Não tardou muito, esses ávidos antagonistas, animados pela incúria do rival, criaram um segundo jornal de editais. A velha tipografia ficou reduzida às encomendas da cidade, e a renda da sua folha de anúncios diminuiu pela metade. Enriquecida com os lucros consideráveis realizados com os livros de Igreja e de orações, a casa Cointet propôs sem demora aos Séchard comprar-lhes o jornal, a fim de obter os editais do departamento e as inserções judiciárias sem partilha. Logo que David transmitiu essa notícia ao pai, o velho vinhateiro, já espavorido com os progressos da casa Cointet, voou de Marsac até a Place du Mûrier com a rapidez do corvo que fareja cadáveres num campo de batalha.
— Deixa os Cointet por minha conta, não te metas neste negócio — disse ao filho.
O velhote adivinhara imediatamente o interesse dos Cointet e os espantou com a sagacidade de suas observações. Seu filho cometia uma tolice que ele vinha impedir, dizia.
— Sobre o que se firmará a nossa clientela, se ele cede o nosso jornal?
Os advogados, os tabeliães, todos os comerciantes do Houmeau são liberais; os Cointet haviam querido prejudicar aos Séchard, acusando-os de liberalismo, e haviam, assim, lhes fornecido uma tábua de salvação; os anúncios dos liberais permaneceriam com os Séchard! Vender o jornal?... Seria vender o material e a patente.

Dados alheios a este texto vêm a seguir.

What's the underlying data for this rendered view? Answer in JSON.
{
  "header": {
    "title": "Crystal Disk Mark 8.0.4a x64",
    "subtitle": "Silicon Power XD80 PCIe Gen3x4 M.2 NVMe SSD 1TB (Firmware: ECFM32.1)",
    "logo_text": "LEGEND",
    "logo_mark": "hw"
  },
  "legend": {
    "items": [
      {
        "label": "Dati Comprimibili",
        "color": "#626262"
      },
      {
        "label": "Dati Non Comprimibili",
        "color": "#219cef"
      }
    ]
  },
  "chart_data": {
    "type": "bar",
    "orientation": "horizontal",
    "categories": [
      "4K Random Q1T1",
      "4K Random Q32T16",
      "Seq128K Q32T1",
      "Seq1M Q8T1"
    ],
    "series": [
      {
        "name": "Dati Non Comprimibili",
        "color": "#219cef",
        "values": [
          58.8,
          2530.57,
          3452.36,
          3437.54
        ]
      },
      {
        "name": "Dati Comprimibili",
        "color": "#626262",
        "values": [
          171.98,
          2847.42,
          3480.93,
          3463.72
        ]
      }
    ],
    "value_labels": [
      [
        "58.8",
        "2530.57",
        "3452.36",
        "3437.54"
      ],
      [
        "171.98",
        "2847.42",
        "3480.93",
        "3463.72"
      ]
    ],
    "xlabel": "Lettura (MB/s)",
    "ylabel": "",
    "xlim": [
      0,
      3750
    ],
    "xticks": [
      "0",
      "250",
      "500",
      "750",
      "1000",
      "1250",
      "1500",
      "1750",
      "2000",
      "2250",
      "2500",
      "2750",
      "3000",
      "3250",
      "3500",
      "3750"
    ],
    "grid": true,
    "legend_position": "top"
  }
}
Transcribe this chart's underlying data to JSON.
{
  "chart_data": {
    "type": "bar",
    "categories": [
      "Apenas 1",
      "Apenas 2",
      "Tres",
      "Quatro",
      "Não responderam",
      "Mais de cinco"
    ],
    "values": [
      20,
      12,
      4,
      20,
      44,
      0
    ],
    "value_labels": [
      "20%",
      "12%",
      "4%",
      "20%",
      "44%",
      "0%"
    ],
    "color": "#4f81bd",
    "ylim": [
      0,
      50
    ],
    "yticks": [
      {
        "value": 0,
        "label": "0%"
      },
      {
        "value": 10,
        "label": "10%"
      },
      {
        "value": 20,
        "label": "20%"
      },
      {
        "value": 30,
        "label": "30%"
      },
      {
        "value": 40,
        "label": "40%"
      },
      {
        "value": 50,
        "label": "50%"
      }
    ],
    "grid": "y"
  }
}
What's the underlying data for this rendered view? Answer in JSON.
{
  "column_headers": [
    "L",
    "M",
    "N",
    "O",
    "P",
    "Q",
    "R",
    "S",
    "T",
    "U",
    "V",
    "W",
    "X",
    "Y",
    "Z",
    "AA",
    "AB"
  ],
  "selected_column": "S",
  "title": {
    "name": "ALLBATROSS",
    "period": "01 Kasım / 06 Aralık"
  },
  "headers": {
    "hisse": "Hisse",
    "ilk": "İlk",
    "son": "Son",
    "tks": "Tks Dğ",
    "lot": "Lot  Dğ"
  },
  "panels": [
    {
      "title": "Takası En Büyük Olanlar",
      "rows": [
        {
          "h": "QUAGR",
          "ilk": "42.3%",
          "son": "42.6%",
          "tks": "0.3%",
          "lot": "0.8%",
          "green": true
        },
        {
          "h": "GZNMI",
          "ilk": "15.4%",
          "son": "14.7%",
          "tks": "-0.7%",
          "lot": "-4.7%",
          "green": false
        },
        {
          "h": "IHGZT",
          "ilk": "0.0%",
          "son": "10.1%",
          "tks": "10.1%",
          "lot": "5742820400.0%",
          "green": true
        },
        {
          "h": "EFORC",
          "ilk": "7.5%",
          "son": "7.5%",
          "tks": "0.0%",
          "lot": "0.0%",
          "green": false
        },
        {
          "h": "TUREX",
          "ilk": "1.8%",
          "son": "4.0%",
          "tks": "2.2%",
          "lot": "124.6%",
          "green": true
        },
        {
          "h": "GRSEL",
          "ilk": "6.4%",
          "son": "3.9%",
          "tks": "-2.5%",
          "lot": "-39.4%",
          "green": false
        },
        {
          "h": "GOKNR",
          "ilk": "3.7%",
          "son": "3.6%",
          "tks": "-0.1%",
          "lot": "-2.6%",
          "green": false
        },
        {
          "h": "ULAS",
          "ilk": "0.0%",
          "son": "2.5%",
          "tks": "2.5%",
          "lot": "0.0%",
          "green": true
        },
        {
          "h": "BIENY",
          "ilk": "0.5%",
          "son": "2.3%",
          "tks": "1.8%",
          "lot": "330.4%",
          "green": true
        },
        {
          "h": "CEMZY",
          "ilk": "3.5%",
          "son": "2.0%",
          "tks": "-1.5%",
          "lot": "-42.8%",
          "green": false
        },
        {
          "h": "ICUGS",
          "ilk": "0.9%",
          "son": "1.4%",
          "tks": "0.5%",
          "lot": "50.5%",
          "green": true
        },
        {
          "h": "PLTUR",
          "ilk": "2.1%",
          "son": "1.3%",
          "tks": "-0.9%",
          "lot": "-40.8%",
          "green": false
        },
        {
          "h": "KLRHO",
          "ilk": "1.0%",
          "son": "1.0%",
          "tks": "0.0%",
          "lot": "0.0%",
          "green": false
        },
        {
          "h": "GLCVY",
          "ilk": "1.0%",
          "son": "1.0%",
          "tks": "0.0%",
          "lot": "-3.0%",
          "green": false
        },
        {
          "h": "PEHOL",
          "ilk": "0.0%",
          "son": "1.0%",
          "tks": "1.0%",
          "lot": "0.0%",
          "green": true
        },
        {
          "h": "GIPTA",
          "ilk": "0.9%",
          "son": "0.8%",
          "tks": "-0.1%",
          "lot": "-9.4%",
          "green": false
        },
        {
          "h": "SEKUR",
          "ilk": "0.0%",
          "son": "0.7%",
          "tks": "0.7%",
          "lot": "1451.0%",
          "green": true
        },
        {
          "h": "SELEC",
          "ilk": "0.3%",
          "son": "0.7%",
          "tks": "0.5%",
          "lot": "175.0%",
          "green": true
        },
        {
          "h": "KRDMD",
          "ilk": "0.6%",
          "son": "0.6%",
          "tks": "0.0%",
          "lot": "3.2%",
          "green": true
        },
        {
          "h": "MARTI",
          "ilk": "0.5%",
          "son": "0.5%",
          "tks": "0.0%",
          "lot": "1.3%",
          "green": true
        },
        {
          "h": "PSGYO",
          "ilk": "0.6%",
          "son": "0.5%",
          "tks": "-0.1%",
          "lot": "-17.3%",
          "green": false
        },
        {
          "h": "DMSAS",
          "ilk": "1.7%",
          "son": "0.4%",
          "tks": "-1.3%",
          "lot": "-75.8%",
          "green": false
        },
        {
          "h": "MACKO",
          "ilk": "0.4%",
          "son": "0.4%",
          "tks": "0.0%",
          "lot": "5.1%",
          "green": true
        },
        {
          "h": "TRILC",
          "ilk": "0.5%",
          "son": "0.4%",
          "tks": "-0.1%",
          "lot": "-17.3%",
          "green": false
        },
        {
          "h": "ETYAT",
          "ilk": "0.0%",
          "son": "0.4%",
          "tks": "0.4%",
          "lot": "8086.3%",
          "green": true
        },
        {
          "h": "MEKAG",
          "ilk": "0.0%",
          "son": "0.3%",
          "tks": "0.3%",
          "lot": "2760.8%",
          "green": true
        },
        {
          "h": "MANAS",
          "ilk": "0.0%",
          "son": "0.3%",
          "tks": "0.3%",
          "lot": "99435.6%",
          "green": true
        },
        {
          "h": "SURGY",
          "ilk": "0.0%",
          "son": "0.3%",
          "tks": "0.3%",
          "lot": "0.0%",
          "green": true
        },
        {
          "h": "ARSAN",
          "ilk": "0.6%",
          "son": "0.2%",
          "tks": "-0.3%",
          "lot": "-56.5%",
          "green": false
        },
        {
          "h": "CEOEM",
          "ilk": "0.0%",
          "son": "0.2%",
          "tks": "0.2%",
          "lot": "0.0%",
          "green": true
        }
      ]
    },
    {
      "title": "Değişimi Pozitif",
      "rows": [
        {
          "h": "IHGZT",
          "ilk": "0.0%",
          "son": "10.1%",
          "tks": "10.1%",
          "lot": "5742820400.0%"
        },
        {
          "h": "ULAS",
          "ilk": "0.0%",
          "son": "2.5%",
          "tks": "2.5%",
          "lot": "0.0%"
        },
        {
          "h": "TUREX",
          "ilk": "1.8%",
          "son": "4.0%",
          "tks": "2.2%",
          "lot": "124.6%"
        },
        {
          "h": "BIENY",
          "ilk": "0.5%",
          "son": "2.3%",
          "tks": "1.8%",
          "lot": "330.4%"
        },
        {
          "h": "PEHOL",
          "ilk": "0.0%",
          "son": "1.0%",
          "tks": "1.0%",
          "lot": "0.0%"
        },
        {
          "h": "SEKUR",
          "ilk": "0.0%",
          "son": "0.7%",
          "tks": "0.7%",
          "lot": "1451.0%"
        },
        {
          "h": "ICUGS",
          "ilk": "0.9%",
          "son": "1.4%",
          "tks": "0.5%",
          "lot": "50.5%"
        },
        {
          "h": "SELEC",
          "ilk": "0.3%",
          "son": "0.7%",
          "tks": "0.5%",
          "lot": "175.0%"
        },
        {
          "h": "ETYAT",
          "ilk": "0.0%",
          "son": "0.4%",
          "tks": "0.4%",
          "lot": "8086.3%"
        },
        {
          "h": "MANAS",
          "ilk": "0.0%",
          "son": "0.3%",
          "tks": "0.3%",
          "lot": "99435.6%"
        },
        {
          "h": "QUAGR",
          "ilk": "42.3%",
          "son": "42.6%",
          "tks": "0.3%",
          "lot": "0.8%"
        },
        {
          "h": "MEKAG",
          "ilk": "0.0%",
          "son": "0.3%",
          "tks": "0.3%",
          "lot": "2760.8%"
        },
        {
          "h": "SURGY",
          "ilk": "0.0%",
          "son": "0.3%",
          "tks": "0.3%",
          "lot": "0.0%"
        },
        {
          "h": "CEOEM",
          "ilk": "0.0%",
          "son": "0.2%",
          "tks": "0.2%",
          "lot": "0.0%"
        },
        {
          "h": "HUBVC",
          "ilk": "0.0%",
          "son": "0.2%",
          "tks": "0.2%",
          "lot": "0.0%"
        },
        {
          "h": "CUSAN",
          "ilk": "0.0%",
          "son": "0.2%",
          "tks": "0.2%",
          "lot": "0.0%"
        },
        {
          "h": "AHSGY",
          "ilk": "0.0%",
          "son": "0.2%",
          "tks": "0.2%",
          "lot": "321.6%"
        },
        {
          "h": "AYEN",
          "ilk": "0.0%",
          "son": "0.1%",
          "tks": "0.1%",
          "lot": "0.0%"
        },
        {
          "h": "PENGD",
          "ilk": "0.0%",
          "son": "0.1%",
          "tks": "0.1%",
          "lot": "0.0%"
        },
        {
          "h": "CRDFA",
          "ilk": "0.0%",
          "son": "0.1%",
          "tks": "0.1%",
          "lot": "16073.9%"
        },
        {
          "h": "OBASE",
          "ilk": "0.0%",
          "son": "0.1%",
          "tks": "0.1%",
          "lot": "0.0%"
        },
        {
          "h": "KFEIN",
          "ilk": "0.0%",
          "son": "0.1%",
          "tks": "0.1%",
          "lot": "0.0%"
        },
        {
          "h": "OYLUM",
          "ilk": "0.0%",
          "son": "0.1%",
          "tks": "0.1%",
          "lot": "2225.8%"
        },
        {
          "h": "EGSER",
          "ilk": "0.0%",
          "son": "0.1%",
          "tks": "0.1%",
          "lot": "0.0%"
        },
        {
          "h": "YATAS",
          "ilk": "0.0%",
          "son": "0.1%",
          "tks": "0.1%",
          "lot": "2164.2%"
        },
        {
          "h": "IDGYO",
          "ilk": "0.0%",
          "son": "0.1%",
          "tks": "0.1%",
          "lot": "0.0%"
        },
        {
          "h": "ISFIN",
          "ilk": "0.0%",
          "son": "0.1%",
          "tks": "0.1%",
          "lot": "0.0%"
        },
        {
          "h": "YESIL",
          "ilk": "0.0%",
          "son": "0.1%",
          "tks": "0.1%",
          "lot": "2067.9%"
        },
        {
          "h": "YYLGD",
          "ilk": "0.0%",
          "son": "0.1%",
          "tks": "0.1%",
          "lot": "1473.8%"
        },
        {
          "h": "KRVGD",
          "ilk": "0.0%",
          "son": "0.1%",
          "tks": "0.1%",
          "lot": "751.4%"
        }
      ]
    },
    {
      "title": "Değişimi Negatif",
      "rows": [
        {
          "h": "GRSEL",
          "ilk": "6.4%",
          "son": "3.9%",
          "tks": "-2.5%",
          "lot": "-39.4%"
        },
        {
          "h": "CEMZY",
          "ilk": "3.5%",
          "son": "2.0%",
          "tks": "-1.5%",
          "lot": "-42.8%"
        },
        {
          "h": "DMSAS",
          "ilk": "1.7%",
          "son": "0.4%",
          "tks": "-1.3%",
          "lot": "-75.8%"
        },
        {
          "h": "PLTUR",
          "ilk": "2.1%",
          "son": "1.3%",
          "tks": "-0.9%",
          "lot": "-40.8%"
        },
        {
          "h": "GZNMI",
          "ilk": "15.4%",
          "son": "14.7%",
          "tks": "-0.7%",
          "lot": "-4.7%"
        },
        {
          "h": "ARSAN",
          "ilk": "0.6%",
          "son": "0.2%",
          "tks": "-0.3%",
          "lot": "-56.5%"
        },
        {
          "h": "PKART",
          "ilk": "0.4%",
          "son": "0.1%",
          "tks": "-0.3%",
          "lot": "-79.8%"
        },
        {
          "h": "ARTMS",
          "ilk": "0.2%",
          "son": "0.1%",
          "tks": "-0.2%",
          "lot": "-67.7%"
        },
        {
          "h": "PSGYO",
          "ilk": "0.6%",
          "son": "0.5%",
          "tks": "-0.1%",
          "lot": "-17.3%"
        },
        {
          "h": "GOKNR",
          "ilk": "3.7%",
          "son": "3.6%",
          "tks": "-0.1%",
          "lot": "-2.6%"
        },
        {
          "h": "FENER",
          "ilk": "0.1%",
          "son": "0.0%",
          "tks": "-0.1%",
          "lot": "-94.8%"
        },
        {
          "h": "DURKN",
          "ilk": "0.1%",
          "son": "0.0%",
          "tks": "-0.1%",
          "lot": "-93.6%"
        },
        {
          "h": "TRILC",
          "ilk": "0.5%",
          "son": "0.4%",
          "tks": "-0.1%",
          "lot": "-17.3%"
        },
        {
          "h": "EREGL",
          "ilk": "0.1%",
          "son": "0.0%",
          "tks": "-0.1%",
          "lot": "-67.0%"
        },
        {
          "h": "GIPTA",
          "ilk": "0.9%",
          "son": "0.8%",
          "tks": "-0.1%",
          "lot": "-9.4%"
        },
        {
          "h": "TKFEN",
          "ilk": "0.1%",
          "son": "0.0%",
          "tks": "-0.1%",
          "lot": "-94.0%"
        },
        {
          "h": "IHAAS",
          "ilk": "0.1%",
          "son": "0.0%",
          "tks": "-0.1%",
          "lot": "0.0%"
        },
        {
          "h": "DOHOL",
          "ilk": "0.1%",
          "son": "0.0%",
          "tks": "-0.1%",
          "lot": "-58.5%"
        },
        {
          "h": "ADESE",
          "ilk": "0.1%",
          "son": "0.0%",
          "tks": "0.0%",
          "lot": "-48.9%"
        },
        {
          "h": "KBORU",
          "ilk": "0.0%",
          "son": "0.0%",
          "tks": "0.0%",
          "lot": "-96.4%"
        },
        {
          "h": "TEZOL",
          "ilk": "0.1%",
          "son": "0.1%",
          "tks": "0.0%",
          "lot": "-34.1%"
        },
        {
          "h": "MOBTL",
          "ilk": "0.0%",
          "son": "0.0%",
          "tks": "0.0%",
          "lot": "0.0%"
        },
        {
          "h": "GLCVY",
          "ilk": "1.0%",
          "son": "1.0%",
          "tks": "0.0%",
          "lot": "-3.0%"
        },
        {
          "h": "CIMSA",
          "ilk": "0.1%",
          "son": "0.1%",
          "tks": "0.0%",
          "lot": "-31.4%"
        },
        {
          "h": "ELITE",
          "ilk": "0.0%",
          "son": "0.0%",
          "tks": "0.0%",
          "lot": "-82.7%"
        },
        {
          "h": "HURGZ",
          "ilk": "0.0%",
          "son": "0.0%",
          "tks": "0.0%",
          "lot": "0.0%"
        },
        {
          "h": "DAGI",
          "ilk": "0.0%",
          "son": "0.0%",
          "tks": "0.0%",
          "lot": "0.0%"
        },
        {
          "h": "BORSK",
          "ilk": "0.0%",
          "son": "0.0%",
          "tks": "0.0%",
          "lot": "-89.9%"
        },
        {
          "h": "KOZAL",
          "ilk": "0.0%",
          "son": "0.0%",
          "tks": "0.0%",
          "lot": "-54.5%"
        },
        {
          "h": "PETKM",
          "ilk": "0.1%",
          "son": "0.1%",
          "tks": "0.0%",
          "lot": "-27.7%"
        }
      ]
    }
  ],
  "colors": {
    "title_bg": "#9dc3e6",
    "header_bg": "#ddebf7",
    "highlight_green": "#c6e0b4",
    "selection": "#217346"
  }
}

Pedia então aos Cointet sessenta mil francos pela tipografia para não arruinar o filho: ele amava o filho, defendia o filho. O vinhateiro se serviu do filho como os camponeses se servem de suas mulheres: o filho queria ou não queria, segundo as propostas que arrancava uma a uma aos Cointet, e os levou assim, não sem esforço, a pagarem a soma de vinte e dois mil francos pelo Jornal de Charente.
David, porém, teve de obrigar-se a jamais imprimir qualquer outro jornal, fosse qual fosse, sob pena da multa de trinta mil francos por danos e prejuízos.
Tal venda era o suicídio da tipografia Séchard; mas o vinhateiro pouco se importava com isso. Depois do roubo vem sempre o assassínio. O velhote contava aplicar aquela soma ao pagamento do seu capital; e, para a empalmar, teria até dado o filho como estranho ao negócio, tanto mais que aquele incômodo filho tinha direito à metade do tesouro inesperado. Em compensação, o generoso pai lhe abandonava a tipografia, mas mantendo o aluguel da casa pelos famosos mil e duzentos francos.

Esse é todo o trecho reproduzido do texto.